Nîrandar, das Erbe der Sonne, Klinge der Einen

Am Anfang war das Nichts.
Und neben ihm da waren die Hohen, die das Nichts nach ihren Vorstellungen formten.
Sie schufen das Licht, die Düsternis, Welten wie unsere, das Leben.
Jeder Welt gaben die Hohen ihre Gottheiten, damit diese für die Ordnung und das Gleichgewicht sorgten. Manche davon waren abgrundtief böse. Andere waren rein wie ein Bergkristall. Es herrschte Gleichgewicht und es war gut.
Unsere Welt aber war in Gefahr, denn die Götterschwestern Nyame und Nazra hassten einander und kämpften um die Macht. Die eine wurde aus dem Pol des Lichts geschaffen, die andere war ihr Gegenstück, geschaffen aus dem Dunkel.
Nyame war das Leben; Nazra war der Tod.
Die Kämpfe der Schwestern erschütterten die Welt und wäre eine gefallen, so hätte sie unsere Heimat mit sich gerissen. Es herrschte ewiger Kampf auf Leben und Tod zwischen den beiden.

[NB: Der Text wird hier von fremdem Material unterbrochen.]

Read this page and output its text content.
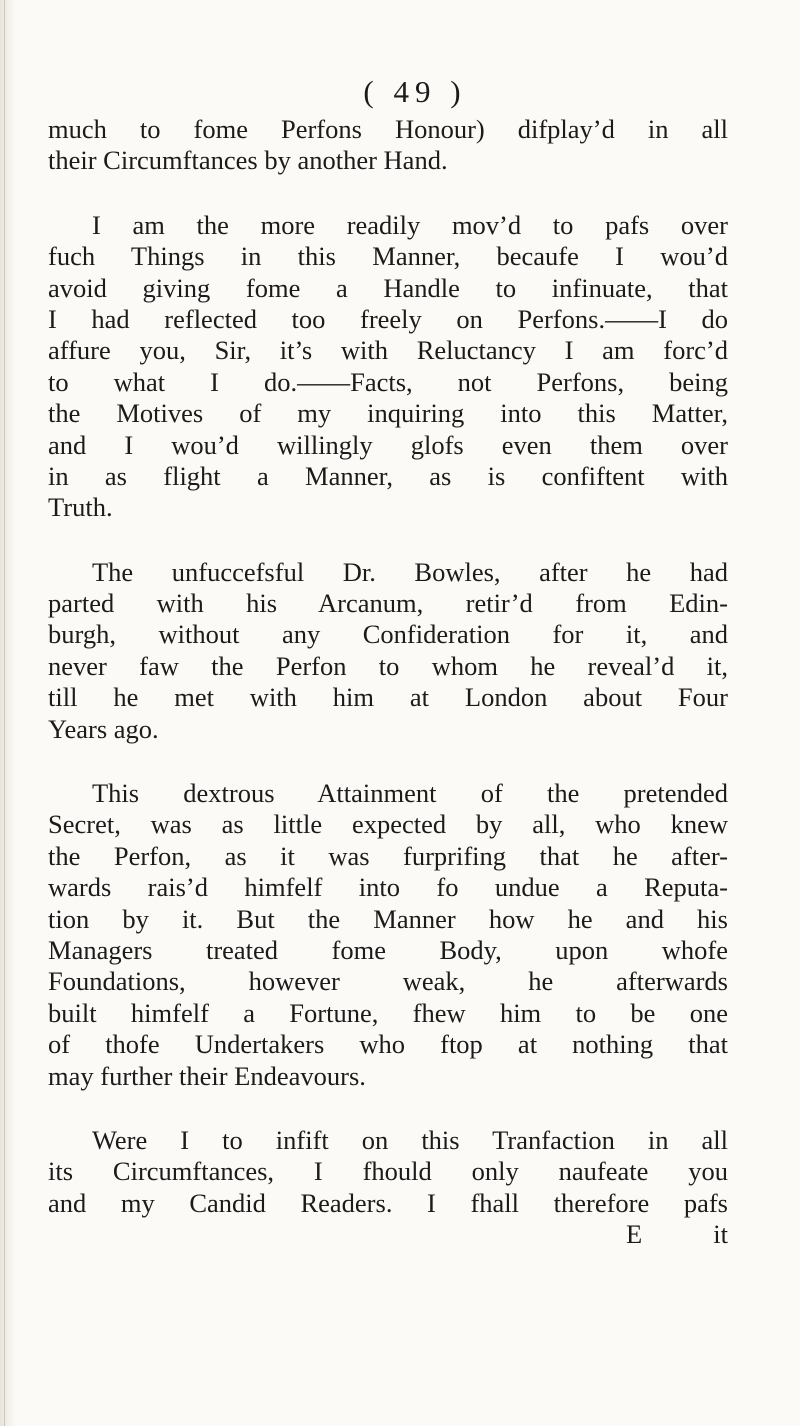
( 49 )

much to fome Perfons Honour) difplay’d in all
their Circumftances by another Hand.
I am the more readily mov’d to pafs over
fuch Things in this Manner, becaufe I wou’d
avoid giving fome a Handle to infinuate, that
I had reflected too freely on Perfons.——I do
affure you, Sir, it’s with Reluctancy I am forc’d
to what I do.——Facts, not Perfons, being
the Motives of my inquiring into this Matter,
and I wou’d willingly glofs even them over
in as flight a Manner, as is confiftent with
Truth.
The unfuccefsful Dr. Bowles, after he had
parted with his Arcanum, retir’d from Edin-
burgh, without any Confideration for it, and
never faw the Perfon to whom he reveal’d it,
till he met with him at London about Four
Years ago.
This dextrous Attainment of the pretended
Secret, was as little expected by all, who knew
the Perfon, as it was furprifing that he after-
wards rais’d himfelf into fo undue a Reputa-
tion by it. But the Manner how he and his
Managers treated fome Body, upon whofe
Foundations, however weak, he afterwards
built himfelf a Fortune, fhew him to be one
of thofe Undertakers who ftop at nothing that
may further their Endeavours.
Were I to infift on this Tranfaction in all
its Circumftances, I fhould only naufeate you
and my Candid Readers. I fhall therefore pafs
E	it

Die Hohen bemerkten ihren Fehler bald und so schufen sie Tag und Nacht.
Nyames Macht banden sie an die Sonne, zu der sie wurde, Nazra banden sie an den Mond, denn sie wurde die Nacht.
Niemals würden Tag und Nacht zugleich bestehen können. Kam die eine, musste die andere weichen und den Rhythmus gaben die Hohen vor. Und so kehrte das Gleichgewicht zurück.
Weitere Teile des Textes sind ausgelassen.